In the long run, I'd like to see more effective, less expensive treatments of shorter duration for my condition.
I'd like to avoid taking antibiotics out of concern for my poor digestive system and my palate, which is disgusted with bitter tasting substances rolled into barely swallowable pills in general.
I'd like to avoid the strange side effects which I have experienced which, thankfully, in most cases abated after the first week or two of treatment - yet they inexplicably seemed to be those which are less common to experience and more difficult to cope with.
Antibiotics are great tool and have helped a great number of people - and they have helped me, too. But I think it's time to look past long term antibiotics alone and push for research on other avenues of treatment.

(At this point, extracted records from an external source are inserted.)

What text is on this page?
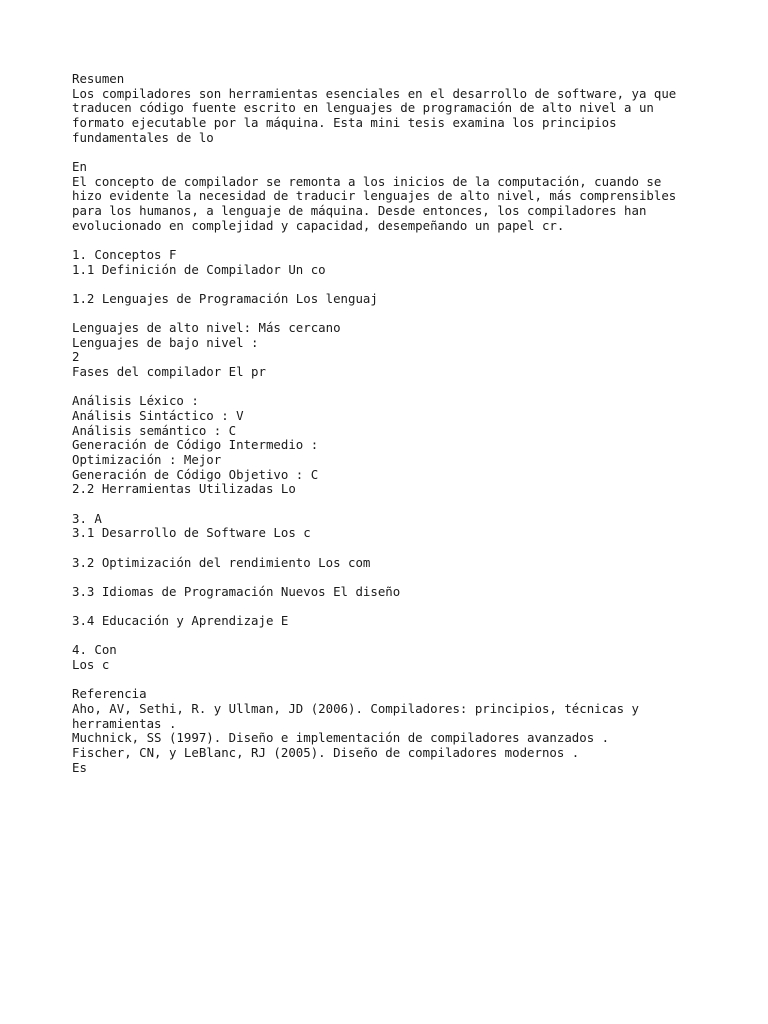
Resumen
Los compiladores son herramientas esenciales en el desarrollo de software, ya que
traducen código fuente escrito en lenguajes de programación de alto nivel a un
formato ejecutable por la máquina. Esta mini tesis examina los principios
fundamentales de lo
En
El concepto de compilador se remonta a los inicios de la computación, cuando se
hizo evidente la necesidad de traducir lenguajes de alto nivel, más comprensibles
para los humanos, a lenguaje de máquina. Desde entonces, los compiladores han
evolucionado en complejidad y capacidad, desempeñando un papel cr.
1. Conceptos F
1.1 Definición de Compilador Un co
1.2 Lenguajes de Programación Los lenguaj
Lenguajes de alto nivel: Más cercano
Lenguajes de bajo nivel :
2
Fases del compilador El pr
Análisis Léxico :
Análisis Sintáctico : V
Análisis semántico : C
Generación de Código Intermedio :
Optimización : Mejor
Generación de Código Objetivo : C
2.2 Herramientas Utilizadas Lo
3. A
3.1 Desarrollo de Software Los c
3.2 Optimización del rendimiento Los com
3.3 Idiomas de Programación Nuevos El diseño
3.4 Educación y Aprendizaje E
4. Con
Los c
Referencia
Aho, AV, Sethi, R. y Ullman, JD (2006). Compiladores: principios, técnicas y
herramientas .
Muchnick, SS (1997). Diseño e implementación de compiladores avanzados .
Fischer, CN, y LeBlanc, RJ (2005). Diseño de compiladores modernos .
Es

Researching them doesn't mean abandoning antibiotic use entirely - they are scientifically proven effective against Lyme disease and its coinfections. Researching other avenues means investigating what else can be done to help patients improve their quality of life and to find something that could cure them in less time. It means exploring more options, not fewer. It means more patient freedom, not less.
If at one point I seemed to strongly advocate Viral Genetics' VGV-L candidate for the treatment of chronic Lyme disease, it isn't because I am certain it will work. I don't know for sure that it will. I am hoping, though, that it will help at least some portion of those of us suffering and will not have serious side effects.
And I'm hoping it marks the beginning of more research into different ways to treat patients who are suffering with persistent symptoms. The antibiotics will still be there if you need them - and after how much of them I've already consumed, I'd rather not need them. I'd like to try something else if I can. A round of Buhner's herbs, perhaps - or perhaps something entirely new.